The petition was filed by the Independent Investigations Office of B.C. to ask an officer who witnessed the event to sit for a second interview.

The petition alleges Const. Harder Sahota, the first officer on scene, has refused requests for a second interview.

Martin Youssef, a spokesman with IIOBC, said Wednesday that the main issue for the police watchdog was whether a witness officer was entitled to place conditions on “their duty to cooperate with an IIO investigation.”

“It’s in the public interest for the IIO to conduct a thorough investigation and to determine all the relevant facts, and only after receiving that can we reach conclusions,” he said. “Obviously, we’ve tried a number of different steps leading up to this, and this is a last resort for us.”

Youssef noted that this is the second case where the IIO has had to petition the court to seek cooperation from an officer during an investigation.

In the other case, the IIO is taking Vancouver police Chief Adam Palmer and seven officers to court over what it considers a lack of cooperation with an investigation into the fatal shooting of a man outside a Canadian Tire store last year. Thirty-eight-year-old Daniel Peter Rintoul died in that shootout.
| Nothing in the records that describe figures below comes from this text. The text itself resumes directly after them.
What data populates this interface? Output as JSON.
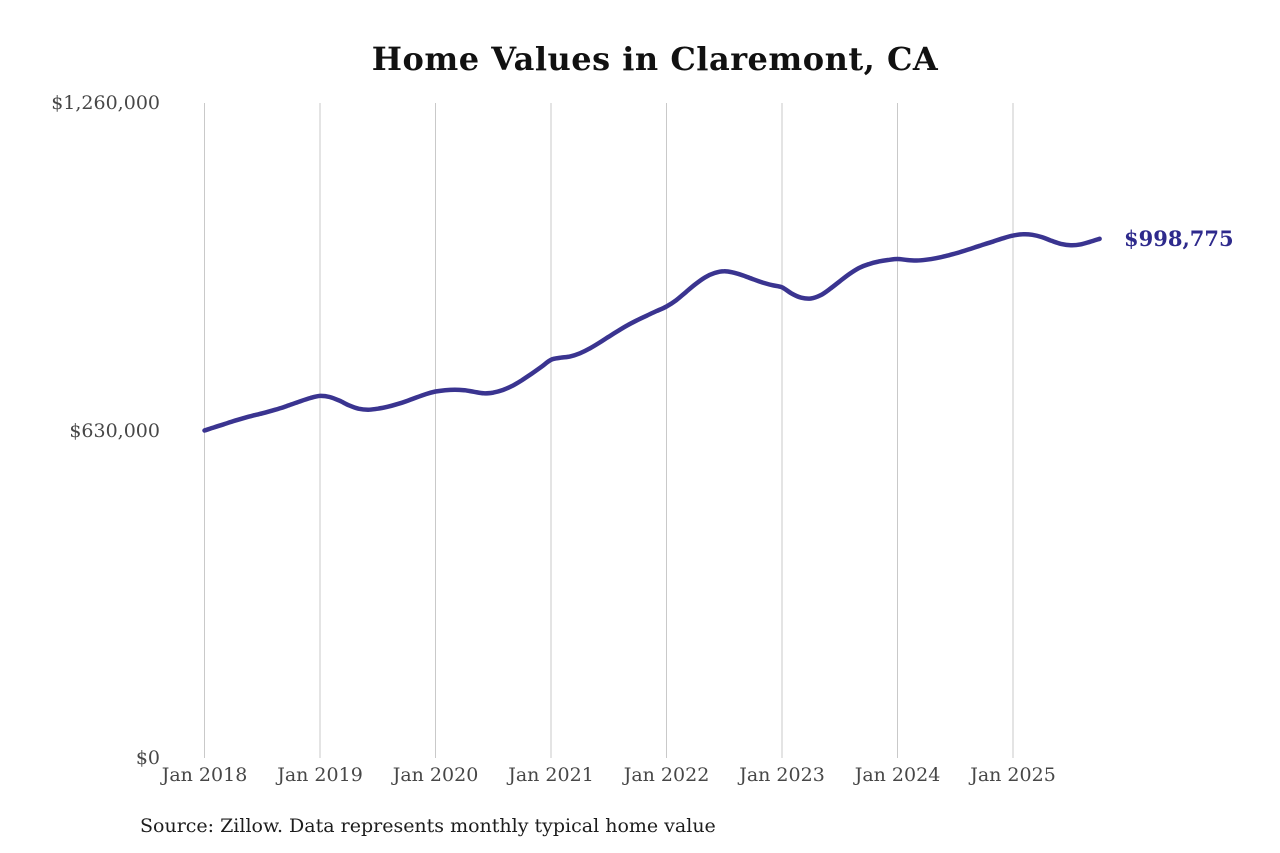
{
  "header": {
    "title": "Home Values in Claremont, CA"
  },
  "source_note": "Source: Zillow. Data represents monthly typical home value",
  "colors": {
    "line": "#3a3490",
    "end_label": "#2e2a8c",
    "grid": "#c9c9c9",
    "axis_text": "#474747",
    "title_text": "#111111",
    "background": "#ffffff"
  },
  "chart_data": {
    "type": "line",
    "title": "Home Values in Claremont, CA",
    "xlabel": "",
    "ylabel": "",
    "unit": "USD",
    "grid": "vertical-only",
    "legend": "none",
    "ylim": [
      0,
      1260000
    ],
    "y_ticks": [
      {
        "label": "$0",
        "value": 0
      },
      {
        "label": "$630,000",
        "value": 630000
      },
      {
        "label": "$1,260,000",
        "value": 1260000
      }
    ],
    "x_start_month": "2018-01",
    "x_end_month": "2025-10",
    "x_cadence": "monthly",
    "x_tick_labels": [
      "Jan 2018",
      "Jan 2019",
      "Jan 2020",
      "Jan 2021",
      "Jan 2022",
      "Jan 2023",
      "Jan 2024",
      "Jan 2025"
    ],
    "x_tick_month_index": [
      0,
      12,
      24,
      36,
      48,
      60,
      72,
      84
    ],
    "final_value": 998775,
    "final_value_label": "$998,775",
    "series": [
      {
        "name": "Monthly typical home value",
        "values": [
          630000,
          636000,
          642000,
          648000,
          653500,
          658500,
          663000,
          668000,
          673500,
          680000,
          686500,
          692500,
          696500,
          694500,
          687500,
          678500,
          672000,
          670000,
          672000,
          675500,
          680500,
          686500,
          693500,
          700000,
          705000,
          707500,
          708500,
          707500,
          704500,
          701500,
          703000,
          708000,
          716000,
          727000,
          739500,
          752500,
          766000,
          770000,
          772500,
          778500,
          787500,
          798500,
          810500,
          822000,
          833000,
          842500,
          851500,
          860000,
          868500,
          880500,
          896000,
          911500,
          924500,
          933000,
          936500,
          933500,
          928000,
          921000,
          914500,
          909500,
          905500,
          893500,
          885500,
          884000,
          890000,
          902500,
          917000,
          931000,
          942500,
          950000,
          955000,
          958000,
          960000,
          958000,
          957000,
          958500,
          961500,
          965500,
          970500,
          976000,
          982000,
          988000,
          994000,
          1000000,
          1005000,
          1007500,
          1006500,
          1002000,
          995000,
          989000,
          986500,
          988000,
          993000,
          998775
        ]
      }
    ]
  }
}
Doug King, a lawyer with Pivot Legal Society who is also a member of the IIO’s external advisory group, told Postmedia earlier this year that he’s watched the relationship between Vancouver police and the watchdog deteriorate for a few years. He believes the turning point was the investigation into the 2014 police shootout with Gerald Battersby at Science World, a case where the IIO forwarded a report to Crown counsel, but no charges were approved.

Margie Gray said the loss of her son has "torn our family apart."

"This situation continues to be torturous," she said. "After two years, we just want the truth."

She said her son's death has "shattered every belief system I once held."